The slave started. “Arthur?” he asked in surprise. “You are Artorius—also called the Bear of Britain?”
“I am known by that name,” Arthur answered; indicating the staring barbarian, he replied, “Now tell them what I said.”
Hergest repeated Arthur’s refusal to dismount and, to my surprise, the barbarian simply nodded, conceding the situation with placid acceptance. He and several others began discussing the matter between them. One of them—who seemed to be the youngest of the chieftains—spoke earnestly to Hergest, who pointed at Arthur and gravely intoned the words “Artorius Rex! Imperator!” The chieftain called Ida cast a dubious sidelong glance at Arthur, then turned abruptly and began striding across the plain to where the horde waited.
“That was well done, lord,” Hergest told us. “They wished only to make certain that you were a king worthy of treating with their own leader. Mercia here”—he nodded to the young chieftain—“thinks that because you are young like him you must be a warrior of little worth or consequence. I assured them that you were greater even than the Emperor of Rome.”
Arthur smiled, “You might have restrained your enthusiasm for my sake. Still, I will try not to make you out a liar.”

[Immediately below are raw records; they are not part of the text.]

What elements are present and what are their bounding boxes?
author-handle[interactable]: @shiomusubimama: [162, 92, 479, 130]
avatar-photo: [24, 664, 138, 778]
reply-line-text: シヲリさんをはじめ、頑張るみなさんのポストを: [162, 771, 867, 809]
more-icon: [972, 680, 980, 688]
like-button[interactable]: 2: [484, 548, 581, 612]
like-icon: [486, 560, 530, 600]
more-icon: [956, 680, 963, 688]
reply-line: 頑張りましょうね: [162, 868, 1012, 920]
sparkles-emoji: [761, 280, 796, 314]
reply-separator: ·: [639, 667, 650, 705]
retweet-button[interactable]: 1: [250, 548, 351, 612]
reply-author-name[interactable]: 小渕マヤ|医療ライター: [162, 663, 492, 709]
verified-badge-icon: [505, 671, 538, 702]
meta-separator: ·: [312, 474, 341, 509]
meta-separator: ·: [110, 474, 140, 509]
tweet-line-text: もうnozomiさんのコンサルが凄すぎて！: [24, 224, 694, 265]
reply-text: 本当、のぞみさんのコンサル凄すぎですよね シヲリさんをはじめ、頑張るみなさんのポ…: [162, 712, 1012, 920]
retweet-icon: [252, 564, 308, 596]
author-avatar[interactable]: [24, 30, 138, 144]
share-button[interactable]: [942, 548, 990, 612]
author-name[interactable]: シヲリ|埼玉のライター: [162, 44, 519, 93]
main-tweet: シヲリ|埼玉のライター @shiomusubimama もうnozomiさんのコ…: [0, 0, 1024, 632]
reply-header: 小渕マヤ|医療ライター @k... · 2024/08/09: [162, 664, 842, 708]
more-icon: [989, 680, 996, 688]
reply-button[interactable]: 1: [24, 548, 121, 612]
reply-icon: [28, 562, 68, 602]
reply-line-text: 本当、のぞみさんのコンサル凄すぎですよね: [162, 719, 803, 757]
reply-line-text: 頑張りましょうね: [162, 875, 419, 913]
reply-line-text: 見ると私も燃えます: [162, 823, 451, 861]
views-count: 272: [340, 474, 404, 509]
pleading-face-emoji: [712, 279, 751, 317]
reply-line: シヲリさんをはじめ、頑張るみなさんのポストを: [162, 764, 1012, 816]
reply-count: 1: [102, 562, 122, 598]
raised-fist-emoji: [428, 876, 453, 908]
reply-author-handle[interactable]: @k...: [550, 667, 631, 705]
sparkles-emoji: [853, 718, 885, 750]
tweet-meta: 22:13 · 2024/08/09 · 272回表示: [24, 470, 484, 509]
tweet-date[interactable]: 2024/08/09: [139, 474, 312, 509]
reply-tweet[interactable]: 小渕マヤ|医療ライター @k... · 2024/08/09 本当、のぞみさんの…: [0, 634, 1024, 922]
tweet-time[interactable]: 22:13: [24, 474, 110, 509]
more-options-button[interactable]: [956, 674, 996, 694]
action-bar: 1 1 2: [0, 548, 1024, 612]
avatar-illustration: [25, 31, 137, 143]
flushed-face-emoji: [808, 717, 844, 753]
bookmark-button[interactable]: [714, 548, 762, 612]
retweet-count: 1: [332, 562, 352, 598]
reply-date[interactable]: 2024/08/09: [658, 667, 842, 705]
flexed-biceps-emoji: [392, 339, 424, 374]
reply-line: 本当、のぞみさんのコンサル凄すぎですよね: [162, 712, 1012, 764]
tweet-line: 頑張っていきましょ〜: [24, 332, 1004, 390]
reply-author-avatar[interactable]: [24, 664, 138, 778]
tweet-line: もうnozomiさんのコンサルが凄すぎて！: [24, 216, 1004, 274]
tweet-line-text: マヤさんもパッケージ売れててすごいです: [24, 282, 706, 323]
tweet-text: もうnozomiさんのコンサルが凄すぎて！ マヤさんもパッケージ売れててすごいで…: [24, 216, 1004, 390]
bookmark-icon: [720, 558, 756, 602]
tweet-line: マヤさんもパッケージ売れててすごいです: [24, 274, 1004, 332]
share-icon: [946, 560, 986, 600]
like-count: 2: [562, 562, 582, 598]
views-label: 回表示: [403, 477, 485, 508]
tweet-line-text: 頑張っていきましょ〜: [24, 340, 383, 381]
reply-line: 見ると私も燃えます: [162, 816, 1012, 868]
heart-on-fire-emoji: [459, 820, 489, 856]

The barbarian chieftain had reached the battle host. He addressed someone there, and then turned and pointed at us. A moment later, a figure emerged from the mass and walked toward us. The first chieftain fell into step behind this person, with two standard-bearers on either side.
The man was even taller than those around him—a champion of imposing stature, with wide, heavy shoulders, a powerful back, and thick-muscled limbs. Like those around him, he watched us with quick, intelligent dark eyes, above high cheekbones—all but obscured beneath a wide band of black paint. A thick mustache flowed over fleshy lips, and a long, black, double braid hung over one shoulder. In his right hand he carried a slender iron rod with the image of a boar in hammered gold at its top.